なお反応混液からの遊離脂肪酸の回収には、蒸留、溶媒分画(ヘキサン、メタノール、エタノールなど)、クロマトグラフィーなどの方法が使用できる。
[実施例13]t10,c12-CLA含量の高い遊離脂肪酸(留分1と2)のCandida rugosaリパーゼによる選択的エステル化
実施例11で得た留分1と2の混合物(t10,c12-CLA含量の高い遊離脂肪酸画分)とステロールをあわせて3.0 g(CLAとステロールのモル比=2:1)、水0.2 g、および反応混液1 gに対して25から1000U のCandida rugosaリパーゼからなる反応混液を20 mm Hg、40℃で攪拌しながら20時間反応させた。反応後、油層の酸価およびガスクロマトグラフィー分析によりエステル化率を推定した。また油層のヘキサン抽出により未反応の遊離脂肪酸画分を回収した。表12に結果を示す。

表12
脂肪酸に対する 遊離脂肪酸画分における
酵素量 エステル化率 c9,t11含量 t10,c12含量 t10,c12純度 t10,c12収率
(U/g) (%) (wt%) (wt%) (%) (%)
反応前(残渣2) − 21.5 51.4 70.5 −
50 12.3 17.7 54.6 75.5 13.1
100 28.9 10.7 62.7 85.4 35.3
200 34.6 10.0 63.9 86.5 43.0
300 43.3 8.6 65.3 88.4 55.0
400 47.1 6.9 65.2 90.4 59.8
500 48.3 11.1 65.8 85.6 61.8
1000 49.3 18.2 57.9 76.1 55.5

Candida rugosaリパーゼを用いてt10,c12-CLA含量の高い遊離脂肪酸画分(留分1と2の混合物)をステロールでエステル化し、反応混液から未反応の遊離脂肪酸を回収すれば、t10,c12-CLA含量をより高めた遊離脂肪酸画分を得ることができる。
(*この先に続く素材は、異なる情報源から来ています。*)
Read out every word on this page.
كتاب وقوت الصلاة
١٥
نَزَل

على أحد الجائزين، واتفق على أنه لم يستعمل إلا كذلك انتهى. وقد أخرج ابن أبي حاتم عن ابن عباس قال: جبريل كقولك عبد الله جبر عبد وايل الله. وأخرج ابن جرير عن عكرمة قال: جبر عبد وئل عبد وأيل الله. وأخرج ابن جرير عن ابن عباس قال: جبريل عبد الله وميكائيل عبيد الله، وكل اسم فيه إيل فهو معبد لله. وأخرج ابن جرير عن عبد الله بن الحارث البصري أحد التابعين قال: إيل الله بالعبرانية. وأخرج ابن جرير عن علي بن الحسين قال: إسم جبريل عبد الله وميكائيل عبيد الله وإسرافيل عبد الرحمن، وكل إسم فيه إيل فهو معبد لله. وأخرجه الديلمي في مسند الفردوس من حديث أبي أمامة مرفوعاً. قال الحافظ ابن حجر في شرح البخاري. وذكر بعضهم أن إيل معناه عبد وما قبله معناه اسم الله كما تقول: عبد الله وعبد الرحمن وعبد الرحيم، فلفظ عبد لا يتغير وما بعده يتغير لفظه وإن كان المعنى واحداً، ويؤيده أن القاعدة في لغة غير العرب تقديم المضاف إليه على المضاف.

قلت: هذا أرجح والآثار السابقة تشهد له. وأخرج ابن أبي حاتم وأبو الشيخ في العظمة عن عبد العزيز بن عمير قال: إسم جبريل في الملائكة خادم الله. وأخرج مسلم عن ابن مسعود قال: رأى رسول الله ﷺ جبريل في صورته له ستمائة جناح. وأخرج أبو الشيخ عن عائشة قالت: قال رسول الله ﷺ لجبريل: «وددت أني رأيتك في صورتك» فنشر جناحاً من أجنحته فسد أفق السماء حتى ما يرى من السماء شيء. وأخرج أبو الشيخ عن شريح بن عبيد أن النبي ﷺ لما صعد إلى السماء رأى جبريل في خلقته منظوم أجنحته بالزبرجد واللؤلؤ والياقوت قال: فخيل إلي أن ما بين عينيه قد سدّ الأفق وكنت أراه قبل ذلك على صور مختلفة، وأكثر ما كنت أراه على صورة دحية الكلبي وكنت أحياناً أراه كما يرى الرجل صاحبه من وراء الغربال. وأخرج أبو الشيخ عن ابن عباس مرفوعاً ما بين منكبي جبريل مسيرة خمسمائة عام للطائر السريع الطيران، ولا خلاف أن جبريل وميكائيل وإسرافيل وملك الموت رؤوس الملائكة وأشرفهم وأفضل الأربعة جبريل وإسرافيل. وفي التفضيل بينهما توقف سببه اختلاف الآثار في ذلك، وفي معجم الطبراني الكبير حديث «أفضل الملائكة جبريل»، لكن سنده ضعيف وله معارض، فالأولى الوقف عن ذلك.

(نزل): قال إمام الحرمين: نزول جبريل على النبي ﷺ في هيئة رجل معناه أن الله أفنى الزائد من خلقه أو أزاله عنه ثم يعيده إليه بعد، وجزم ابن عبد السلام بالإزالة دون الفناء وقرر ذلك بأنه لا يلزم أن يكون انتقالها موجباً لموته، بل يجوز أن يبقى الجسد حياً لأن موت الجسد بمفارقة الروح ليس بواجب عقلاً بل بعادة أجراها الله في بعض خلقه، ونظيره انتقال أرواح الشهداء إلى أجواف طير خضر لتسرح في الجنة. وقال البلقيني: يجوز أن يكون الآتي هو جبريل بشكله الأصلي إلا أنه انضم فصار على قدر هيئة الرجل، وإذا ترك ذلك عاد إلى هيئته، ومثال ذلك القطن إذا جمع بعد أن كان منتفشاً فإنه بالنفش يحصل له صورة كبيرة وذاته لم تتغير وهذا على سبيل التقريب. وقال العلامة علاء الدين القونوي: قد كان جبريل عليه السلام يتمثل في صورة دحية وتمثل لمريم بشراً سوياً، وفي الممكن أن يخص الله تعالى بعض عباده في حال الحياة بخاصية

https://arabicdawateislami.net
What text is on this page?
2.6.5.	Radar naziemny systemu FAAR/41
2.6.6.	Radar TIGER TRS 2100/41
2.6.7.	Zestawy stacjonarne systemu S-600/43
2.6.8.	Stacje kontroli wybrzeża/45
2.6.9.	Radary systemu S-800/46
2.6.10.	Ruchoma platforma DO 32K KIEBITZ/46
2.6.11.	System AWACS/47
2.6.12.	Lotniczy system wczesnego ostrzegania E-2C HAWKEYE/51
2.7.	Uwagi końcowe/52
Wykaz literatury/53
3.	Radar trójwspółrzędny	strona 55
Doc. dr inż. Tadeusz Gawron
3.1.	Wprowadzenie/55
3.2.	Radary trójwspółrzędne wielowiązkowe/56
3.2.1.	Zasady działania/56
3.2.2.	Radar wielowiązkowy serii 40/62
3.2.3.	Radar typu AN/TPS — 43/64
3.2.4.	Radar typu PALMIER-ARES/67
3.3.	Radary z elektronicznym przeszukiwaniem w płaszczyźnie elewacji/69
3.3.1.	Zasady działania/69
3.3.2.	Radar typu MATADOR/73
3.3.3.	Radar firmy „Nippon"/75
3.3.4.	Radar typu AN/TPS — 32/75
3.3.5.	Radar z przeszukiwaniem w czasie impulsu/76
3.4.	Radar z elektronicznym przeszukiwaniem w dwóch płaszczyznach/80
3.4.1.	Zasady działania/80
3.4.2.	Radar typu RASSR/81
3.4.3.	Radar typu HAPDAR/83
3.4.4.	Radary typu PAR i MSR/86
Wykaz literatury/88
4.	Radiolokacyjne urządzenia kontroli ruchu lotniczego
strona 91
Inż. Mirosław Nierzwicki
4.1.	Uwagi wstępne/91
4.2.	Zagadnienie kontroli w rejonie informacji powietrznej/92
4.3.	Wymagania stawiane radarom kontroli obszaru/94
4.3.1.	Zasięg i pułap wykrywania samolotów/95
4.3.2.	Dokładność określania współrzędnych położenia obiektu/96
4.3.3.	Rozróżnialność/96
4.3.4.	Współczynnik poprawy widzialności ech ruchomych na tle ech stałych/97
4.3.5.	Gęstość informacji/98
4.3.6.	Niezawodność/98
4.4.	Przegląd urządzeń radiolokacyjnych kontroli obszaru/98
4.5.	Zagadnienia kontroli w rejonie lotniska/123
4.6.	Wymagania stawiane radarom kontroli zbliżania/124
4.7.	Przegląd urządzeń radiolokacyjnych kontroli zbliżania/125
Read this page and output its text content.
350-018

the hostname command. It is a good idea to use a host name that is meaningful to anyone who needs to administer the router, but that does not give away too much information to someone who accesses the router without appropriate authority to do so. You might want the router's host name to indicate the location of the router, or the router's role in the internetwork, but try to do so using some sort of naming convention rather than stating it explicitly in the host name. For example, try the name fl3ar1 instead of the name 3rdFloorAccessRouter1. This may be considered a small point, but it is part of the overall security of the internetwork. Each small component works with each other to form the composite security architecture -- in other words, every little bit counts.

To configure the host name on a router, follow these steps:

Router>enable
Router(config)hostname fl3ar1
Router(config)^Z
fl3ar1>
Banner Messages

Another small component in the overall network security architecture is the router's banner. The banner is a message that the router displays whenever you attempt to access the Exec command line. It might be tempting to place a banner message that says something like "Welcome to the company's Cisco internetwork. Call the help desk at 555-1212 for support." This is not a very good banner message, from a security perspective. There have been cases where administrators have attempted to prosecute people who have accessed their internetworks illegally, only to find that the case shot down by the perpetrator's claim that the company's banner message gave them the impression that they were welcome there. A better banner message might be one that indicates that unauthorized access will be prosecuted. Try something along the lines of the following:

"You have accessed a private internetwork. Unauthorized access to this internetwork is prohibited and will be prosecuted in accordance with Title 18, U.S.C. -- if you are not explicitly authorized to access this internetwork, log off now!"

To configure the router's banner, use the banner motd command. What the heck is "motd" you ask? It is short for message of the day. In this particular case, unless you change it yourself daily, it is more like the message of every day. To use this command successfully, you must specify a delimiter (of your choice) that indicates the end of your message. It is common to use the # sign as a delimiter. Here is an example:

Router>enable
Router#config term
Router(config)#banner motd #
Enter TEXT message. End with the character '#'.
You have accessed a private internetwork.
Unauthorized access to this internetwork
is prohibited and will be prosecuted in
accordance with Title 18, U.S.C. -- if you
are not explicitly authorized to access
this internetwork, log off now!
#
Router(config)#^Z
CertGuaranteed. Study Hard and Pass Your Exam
この時、脂肪酸に対するエステル化率が47%の時、t10,c12-CLAの純度が最大になった。
なお反応混液からの遊離脂肪酸の回収には、蒸留、溶媒分画(ヘキサン、メタノール、エタノールなど)、クロマトグラフィーなどの方法が使用できる。
[食品の配合例]
例1 (重量%)
脂肪食品(スプレッド) 100g
脂肪相
CLAグリセリド 10
サフラワー油 30
ハイモノ7804 0.3
着色料 0.02
水相
水 56.44
スキムミルクパウダー 1.5
ゼラチン 1.5
ソルビン酸カリウム 0.15%
クエン酸粉末 0.07%

例2 (重量%)
脂肪食品(ドレッシング) 100g
CLAグリセリド 15.0
サフラワー油 10.0
マルトデキストリン 20.0
乾燥卵黄 0.8
キサンタンガム 0.4
ビネガー 5.0
水 48.8

例3 (重量%)
脂肪食品(アイスクリーム) 100g
CLAグリセリド 10.0
脂肪粉乳 10.0
結晶砂糖 12.0
透明シロップ 4.0
無水デキストロース 2.0
水 62.0

例4 (重量%)
脂肪食品(マヨネーズ) 100g
CLAグリセリド 20
サフラワー油 60
卵黄 8.0
食酢 3.0
砂糖 1.5
食塩 1.0
香辛料 2.0
水 4.5
選択的加水分解反応および非選択的加水分解反応を利用した、Gly-CLA(調製例1で得られたグリセリド標品)を原料とするCLA異性体分画の一例の概略を示す説明図。 L-メントールを基質としたエステル化と、合成されたメンチルエステルのケン化分解を組合せたCLA異性体分画の一例の概略を示す説明図。 ステロールを基質としたエステル化反応と、合成されたステリルエステルの加水分解反応を組合せたCLA異性体分画プロセスの一例の概略を示す説明図。

Claims (1)

  1. Candida rugosa由来のリパーゼの存在下、共役リノール酸の異性体混合物を、有機溶媒を含まない反応系で、食品加工に利用できるステロールと選択的エステル化し、得られたc9,t11-共役リノール酸を濃縮させたステリルエステル画分を上記Candida rugosa由来のリパーゼにより選択的に加水分解することによって、c9,t11-共役リノール酸高含有脂肪酸を得ることを特徴とする、共役リノール酸異性体の精製方法。